Hormones, Menstral Cycles & Injuries
A Swedish study of 108 female soccer players in 1988 (Moller-Neilson and Hammer) were able to demonstrate that players were more susceptible to injury in the premenstrual and menstrual phase of their cycles. An interesting finding of this study was a reduction in the number of injuries in the group using oral contraceptives. The implications of this study are still unclear.
It has been almost 90 years since women divers were introduced to the Olympics. Medicine has made advances in treating anterior cruciate ligament injuries (knee) but is still struggling with the vulnerability of female athletes.
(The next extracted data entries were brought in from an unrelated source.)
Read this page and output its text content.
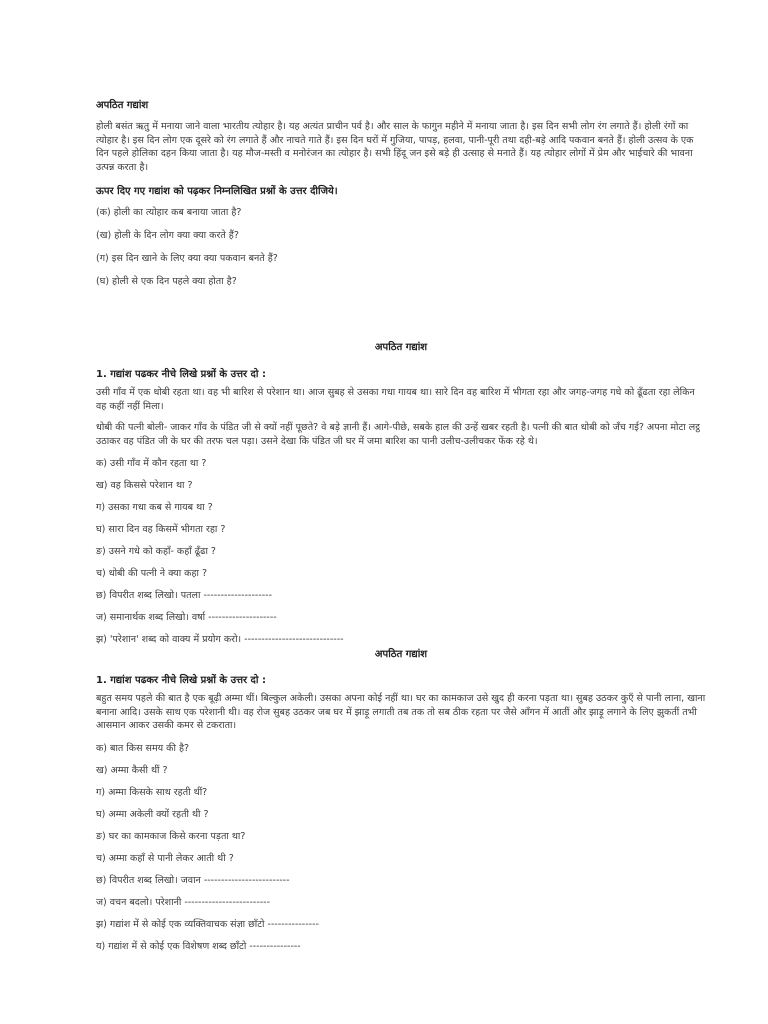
अपठित गद्यांश

होली बसंत ऋतु में मनाया जाने वाला भारतीय त्योहार है। यह अत्यंत प्राचीन पर्व है। और साल के फागुन महीने में मनाया जाता है। इस दिन सभी लोग रंग लगाते हैं। होली रंगों का त्योहार है। इस दिन लोग एक दूसरे को रंग लगाते हैं और नाचते गाते हैं। इस दिन घरों में गुजिया, पापड़, हलवा, पानी-पूरी तथा दही-बड़े आदि पकवान बनते हैं। होली उत्सव के एक दिन पहले होलिका दहन किया जाता है। यह मौज-मस्ती व मनोरंजन का त्योहार है। सभी हिंदू जन इसे बड़े ही उत्साह से मनाते हैं। यह त्योहार लोगों में प्रेम और भाईचारे की भावना उत्पन्न करता है।

ऊपर दिए गए गद्यांश को पढ़कर निम्नलिखित प्रश्नों के उत्तर दीजिये।

(क) होली का त्योहार कब बनाया जाता है?

(ख) होली के दिन लोग क्या क्या करते हैं?

(ग) इस दिन खाने के लिए क्या क्या पकवान बनते हैं?

(घ) होली से एक दिन पहले क्या होता है?

अपठित गद्यांश

1. गद्यांश पढकर नीचे लिखे प्रश्नों के उत्तर दो :

उसी गाँव में एक धोबी रहता था। वह भी बारिश से परेशान था। आज सुबह से उसका गधा गायब था। सारे दिन वह बारिश में भीगता रहा और जगह-जगह गधे को ढूँढता रहा लेकिन वह कहीं नहीं मिला।

धोबी की पत्नी बोली- जाकर गाँव के पंडित जी से क्यों नहीं पूछते? वे बड़े ज्ञानी हैं। आगे-पीछे, सबके हाल की उन्हें खबर रहती है। पत्नी की बात धोबी को जँच गई? अपना मोटा लट्ठ उठाकर वह पंडित जी के घर की तरफ चल पड़ा। उसने देखा कि पंडित जी घर में जमा बारिश का पानी उलीच-उलीचकर फेंक रहे थे।

क) उसी गाँव में कौन रहता था ?

ख) वह किससे परेशान था ?

ग) उसका गधा कब से गायब था ?

घ) सारा दिन वह किसमें भीगता रहा ?

ङ) उसने गधे को कहाँ- कहाँ ढूँढा ?

च) धोबी की पत्नी ने क्या कहा ?

छ) विपरीत शब्द लिखो। पतला --------------------

ज) समानार्थक शब्द लिखो। वर्षा --------------------

झ) 'परेशान' शब्द को वाक्य में प्रयोग करो। -----------------------------

अपठित गद्यांश

1. गद्यांश पढकर नीचे लिखे प्रश्नों के उत्तर दो :

बहुत समय पहले की बात है एक बूढ़ी अम्मा थीं। बिल्कुल अकेली। उसका अपना कोई नहीं था। घर का कामकाज उसे खुद ही करना पड़ता था। सुबह उठकर कुएँ से पानी लाना, खाना बनाना आदि। उसके साथ एक परेशानी थी। वह रोज सुबह उठकर जब घर में झाड़ू लगाती तब तक तो सब ठीक रहता पर जैसे आँगन में आतीं और झाड़ू लगाने के लिए झुकतीं तभी आसमान आकर उसकी कमर से टकराता।

क) बात किस समय की है?

ख) अम्मा कैसी थीं ?

ग) अम्मा किसके साथ रहती थीं?

घ) अम्मा अकेली क्यों रहती थी ?

ङ) घर का कामकाज किसे करना पड़ता था?

च) अम्मा कहाँ से पानी लेकर आती थी ?

छ) विपरीत शब्द लिखो। जवान -------------------------

ज) वचन बदलो। परेशानी -------------------------

झ) गद्यांश में से कोई एक व्यक्तिवाचक संज्ञा छाँटो ---------------

य) गद्यांश में से कोई एक विशेषण शब्द छाँटो ---------------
Do hormonal differences predispose athletes to injury? It is well known that female hormones effect the composition and structure of a variety of tissues. Estrogen has a significant effect on the development of bone, muscle, and connective tissue. Clearly, fluctuations in hormonal concentrations may influence the structure and composition of the anterior cruciate ligament.
The recent recognition of hormonal influence on the anterior cruciate may be a significant factor in determining what causes anterior cruciate ligament disruption at a greater rate in female athletes.
Another contributing factor in female injuries is that the female foot is distinctly different from that of their male counterparts. Yet, shoe manufactures on the whole tend to make their female shoes identical except for size.